Kelebihan buku Huda ialah pendekatannya yang empatik dalam mengulas terorisme. Ia menggunakan pendekatan yang sangat personal untuk menceritakan kisahnya. Ia berbagi pengalamannya dengan keterbukaan dan kejujuran, membuat pembaca merasa seolah-olah mereka juga mengenal temannya yang menjadi teroris. Ini memberikan dimensi manusiawi yang sering kali hilang dalam diskusi tentang terorisme.
Selain itu, buku ini memberikan wawasan berharga tentang bagaimana seseorang bisa terjerumus ke dalam radikalisme. Huda menjelaskan faktor-faktor sosial, ekonomi, dan psikologis yang berkontribusi terhadap radikalisasi, dan bagaimana ideologi ekstrem bisa menyusup ke dalam kehidupan sehari-hari. Dan menariknya lagi, gaya penulisan Huda mengalir dan ringan, sehingga sangat recommended untuk dibaca.

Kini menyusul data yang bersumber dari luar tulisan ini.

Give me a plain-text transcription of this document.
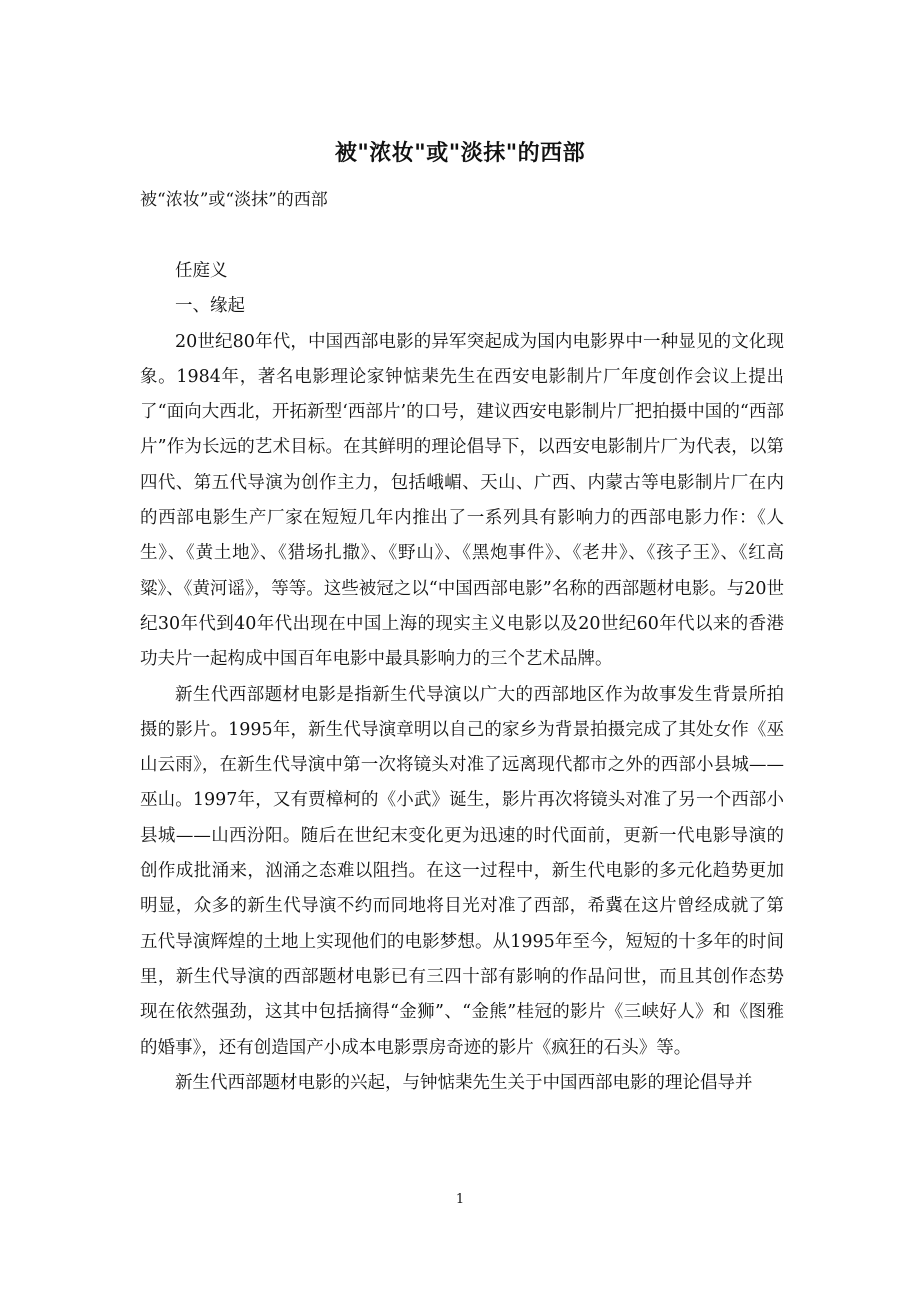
被"浓妆"或"淡抹"的西部

被“浓妆”或“淡抹”的西部

任庭义

一、缘起

20世纪80年代，中国西部电影的异军突起成为国内电影界中一种显见的文化现象。1984年，著名电影理论家钟惦棐先生在西安电影制片厂年度创作会议上提出了“面向大西北，开拓新型‘西部片’的口号，建议西安电影制片厂把拍摄中国的“西部片”作为长远的艺术目标。在其鲜明的理论倡导下，以西安电影制片厂为代表，以第四代、第五代导演为创作主力，包括峨嵋、天山、广西、内蒙古等电影制片厂在内的西部电影生产厂家在短短几年内推出了一系列具有影响力的西部电影力作：《人生》、《黄土地》、《猎场扎撒》、《野山》、《黑炮事件》、《老井》、《孩子王》、《红高粱》、《黄河谣》，等等。这些被冠之以“中国西部电影”名称的西部题材电影。与20世纪30年代到40年代出现在中国上海的现实主义电影以及20世纪60年代以来的香港功夫片一起构成中国百年电影中最具影响力的三个艺术品牌。

新生代西部题材电影是指新生代导演以广大的西部地区作为故事发生背景所拍摄的影片。1995年，新生代导演章明以自己的家乡为背景拍摄完成了其处女作《巫山云雨》，在新生代导演中第一次将镜头对准了远离现代都市之外的西部小县城——巫山。1997年，又有贾樟柯的《小武》诞生，影片再次将镜头对准了另一个西部小县城——山西汾阳。随后在世纪末变化更为迅速的时代面前，更新一代电影导演的创作成批涌来，汹涌之态难以阻挡。在这一过程中，新生代电影的多元化趋势更加明显，众多的新生代导演不约而同地将目光对准了西部，希冀在这片曾经成就了第五代导演辉煌的土地上实现他们的电影梦想。从1995年至今，短短的十多年的时间里，新生代导演的西部题材电影已有三四十部有影响的作品问世，而且其创作态势现在依然强劲，这其中包括摘得“金狮”、“金熊”桂冠的影片《三峡好人》和《图雅的婚事》，还有创造国产小成本电影票房奇迹的影片《疯狂的石头》等。

新生代西部题材电影的兴起，与钟惦棐先生关于中国西部电影的理论倡导并

1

Meskipun telah diterbitkan lebih satu dekade lalu, isu-isu yang dibahas dalam buku ini tetap sangat relevan dengan situasi saat ini. Radikalisme dan terorisme masih menjadi ancaman di Indonesia dan banyak negara lainnya, dan buku ini memberikan pandangan yang mendalam tentang bagaimana menghadapi ancaman tersebut. Lantas, apa kekurangan dari buku Huda tersebut? Ada beberapa, yang salah satunya adalah keterbatasan pendekatan.

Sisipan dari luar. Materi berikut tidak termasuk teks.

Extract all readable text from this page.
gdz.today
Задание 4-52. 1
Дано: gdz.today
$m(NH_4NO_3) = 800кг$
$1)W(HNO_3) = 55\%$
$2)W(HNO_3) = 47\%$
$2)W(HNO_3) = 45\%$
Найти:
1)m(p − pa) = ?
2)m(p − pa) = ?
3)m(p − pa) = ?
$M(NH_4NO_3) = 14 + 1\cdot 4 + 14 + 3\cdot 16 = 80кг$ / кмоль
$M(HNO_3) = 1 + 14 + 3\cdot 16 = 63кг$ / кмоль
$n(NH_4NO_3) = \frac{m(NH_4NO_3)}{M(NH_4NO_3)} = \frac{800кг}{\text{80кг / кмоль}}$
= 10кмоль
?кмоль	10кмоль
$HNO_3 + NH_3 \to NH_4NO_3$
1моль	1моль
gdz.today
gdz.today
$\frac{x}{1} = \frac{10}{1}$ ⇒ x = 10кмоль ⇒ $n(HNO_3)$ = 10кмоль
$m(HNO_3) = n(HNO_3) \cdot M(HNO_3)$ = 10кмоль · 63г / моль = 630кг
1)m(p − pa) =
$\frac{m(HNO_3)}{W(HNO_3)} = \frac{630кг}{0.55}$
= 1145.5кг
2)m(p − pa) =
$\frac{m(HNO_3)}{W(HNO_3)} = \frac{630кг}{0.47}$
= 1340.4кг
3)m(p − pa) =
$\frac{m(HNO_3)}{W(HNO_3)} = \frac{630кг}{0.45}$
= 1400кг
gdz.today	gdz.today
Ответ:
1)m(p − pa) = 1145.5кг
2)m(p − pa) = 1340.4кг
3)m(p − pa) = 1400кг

Karena buku ini sangat fokus pada pengalaman pribadi Huda, pembaca mungkin merasa kurang mendapatkan gambaran yang lebih luas tentang fenomena radikal-terorisme di Indonesia. Meskipun buku ini sangat kuat dalam cerita pribadi, analisis yang lebih mendalam tentang tren dan pola radikalisasi di tingkat nasional atau global mungkin diperlukan. Selain itu, buku Huda juga minim perspektif dari pihak lain.
Buku ini didasarkan pada sudut pandang Huda dan pengalaman pribadinya. Perspektif dari pihak lain yang terlibat dalam proses deradikalisasi atau dari keluarga teroris mungkin bisa menambah kedalaman cerita dan memberikan wawasan yang lebih komprehensif. Di sisi lain, Huda kurang dalam menawarkan solusi konkret dan praktis yang bisa diterapkan oleh masyarakat atau pemerintah untuk mengatasi masalah radikal-terorisme secara efektif.
Overall, buku ini berhasil membawa pembaca masuk ke dalam dunia yang jarang terekspos. Buku tersebut menjadi literatur penting untuk siapa saja yang ingin memahami dinamika radikal-terorisme di Indonesia. Huda mengingatkan kita bahwa ancaman terorisme sering kali muncul dari tempat yang paling tak terduga, dan bahwa dialog dan pemahaman adalah kunci untuk menghadapinya.
Muhammad Haziq Jani, Peneliti Terorisme.